Source: British Parliament News

17 December 2018
Members of the Lords will discuss draft regulations on the fee structure for applications for a grant of probate, in the House of Lords on Tuesday 18 December.

Draft Non-Contentious Probate (Fees) Order 2018
This statutory instrument introduces a new regime of fees for applications for a grant of probate, with a banded structure based on the value of the estate. It increases the estate threshold below which no fee for an application for a grant of probate is payable from £5,000 to £50,000.
It also removes applications for a grant of probate from the generally applicable remissions scheme for courts and tribunal fees (‘Help with Fees’), but retains the Lord Chancellors’ power to remit or reduce a fee in exceptional circumstances. Provision is also made for refunds and remissions in specified circumstances.
Lord Marks of Henley-on-Thames (Liberal Democrat) has proposed an amendment to the motion to approve the Order which is ‘that this House declines to approve the draft Order, because it would be an abuse of the fee-levying power, since the proposed increased fees substantially exceed the cost involved in making grants of probate and would amount to a tax, which should only be introduced, if at all, by primary legislation.”
If this amendment is agreed by the House the draft Order will be stopped and will not pass into law.
 Lord Beecham (Labour) has also proposed a motion to regret against the Order, on the grounds that it will introduce a revised non-contentious probate fee structure considered by the Secondary Legislation Scrutiny Committee to be “so far above the actual cost of the service [it] arguably amounts to a stealth tax and, therefore, a misuse of the fee-levying power” under section 180 of the Anti-social Behaviour, Crime and Policing Act 2014; and that this Order represents a significant move away from the principle that fees for a public service should recover the cost of providing it and no more.”
If agreed, this motion will not stop the Order, but will provid an opportunity for the House to put on record its regret that the increase in fees is far greater than the actual cost of the service.
How do these draft instruments become law?

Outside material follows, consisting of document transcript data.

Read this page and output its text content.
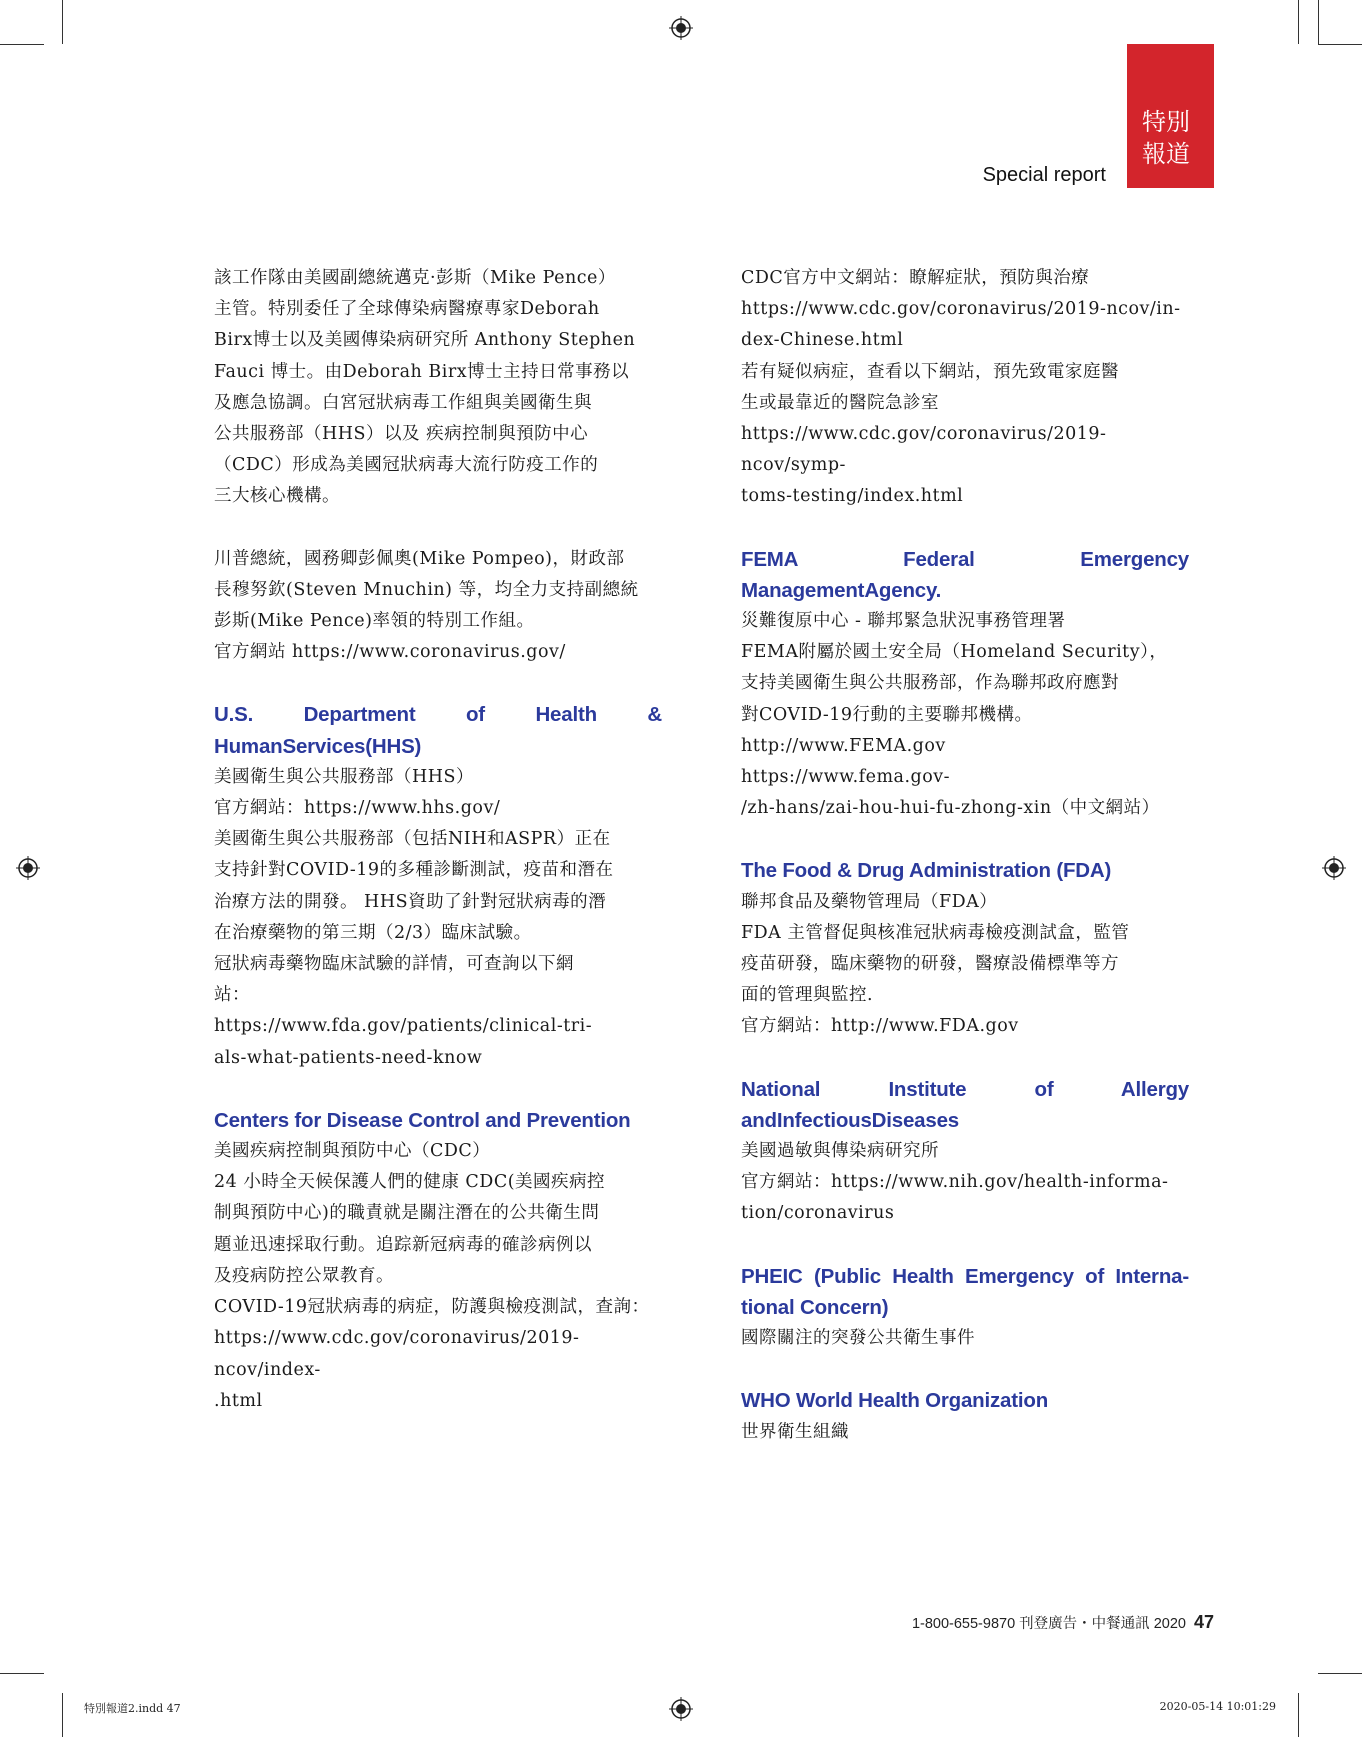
特別
報道
Special report

該工作隊由美國副總統邁克·彭斯（Mike Pence）
主管。特別委任了全球傳染病醫療專家Deborah
Birx博士以及美國傳染病研究所 Anthony Stephen
Fauci 博士。由Deborah Birx博士主持日常事務以
及應急協調。白宮冠狀病毒工作組與美國衛生與
公共服務部（HHS）以及 疾病控制與預防中心
（CDC）形成為美國冠狀病毒大流行防疫工作的
三大核心機構。

川普總統，國務卿彭佩奧(Mike Pompeo)，財政部
長穆努欽(Steven Mnuchin) 等，均全力支持副總統
彭斯(Mike Pence)率領的特別工作組。
官方網站 https://www.coronavirus.gov/

U.S. Department of Health & HumanServices(HHS)

美國衛生與公共服務部（HHS）
官方網站：https://www.hhs.gov/
美國衛生與公共服務部（包括NIH和ASPR）正在
支持針對COVID-19的多種診斷測試，疫苗和潛在
治療方法的開發。 HHS資助了針對冠狀病毒的潛
在治療藥物的第三期（2/3）臨床試驗。
冠狀病毒藥物臨床試驗的詳情，可查詢以下網
站：
https://www.fda.gov/patients/clinical-tri-
als-what-patients-need-know

Centers for Disease Control and Prevention

美國疾病控制與預防中心（CDC）
24 小時全天候保護人們的健康 CDC(美國疾病控
制與預防中心)的職責就是關注潛在的公共衛生問
題並迅速採取行動。追踪新冠病毒的確診病例以
及疫病防控公眾教育。
COVID-19冠狀病毒的病症，防護與檢疫測試，查詢：
https://www.cdc.gov/coronavirus/2019-ncov/index-
.html

CDC官方中文網站：瞭解症狀，預防與治療
https://www.cdc.gov/coronavirus/2019-ncov/in-
dex-Chinese.html
若有疑似病症，查看以下網站，預先致電家庭醫
生或最靠近的醫院急診室
https://www.cdc.gov/coronavirus/2019-ncov/symp-
toms-testing/index.html

FEMA Federal Emergency ManagementAgency.

災難復原中心 - 聯邦緊急狀況事務管理署
FEMA附屬於國土安全局（Homeland Security），
支持美國衛生與公共服務部，作為聯邦政府應對
對COVID-19行動的主要聯邦機構。
http://www.FEMA.gov
https://www.fema.gov-
/zh-hans/zai-hou-hui-fu-zhong-xin（中文網站）

The Food & Drug Administration (FDA)

聯邦食品及藥物管理局（FDA）
FDA 主管督促與核准冠狀病毒檢疫測試盒，監管
疫苗研發，臨床藥物的研發，醫療設備標準等方
面的管理與監控.
官方網站：http://www.FDA.gov

National Institute of Allergy andInfectiousDiseases

美國過敏與傳染病研究所
官方網站：https://www.nih.gov/health-informa-
tion/coronavirus

PHEIC (Public Health Emergency of Interna-tional Concern)

國際關注的突發公共衛生事件

WHO World Health Organization

世界衛生組織

1-800-655-9870 刊登廣告・中餐通訊 2020 47
特別報道2.indd 47	2020-05-14 10:01:29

These regulations are presented as a Statutory Instrument (SI). An Act will often contain a broad framework and statutory instruments are used to provide the necessary detail that would be too complex to include in the Act itself. They are also easier to change than an Act – for example to upgrade the rate of payment each year or amend the necessary forms in the light of experience.
This instrument is subject to the affirmative procedure, that means they it must be debated in both Houses before it can be made law. A vote can be taken on them if the House wishes but is not essential.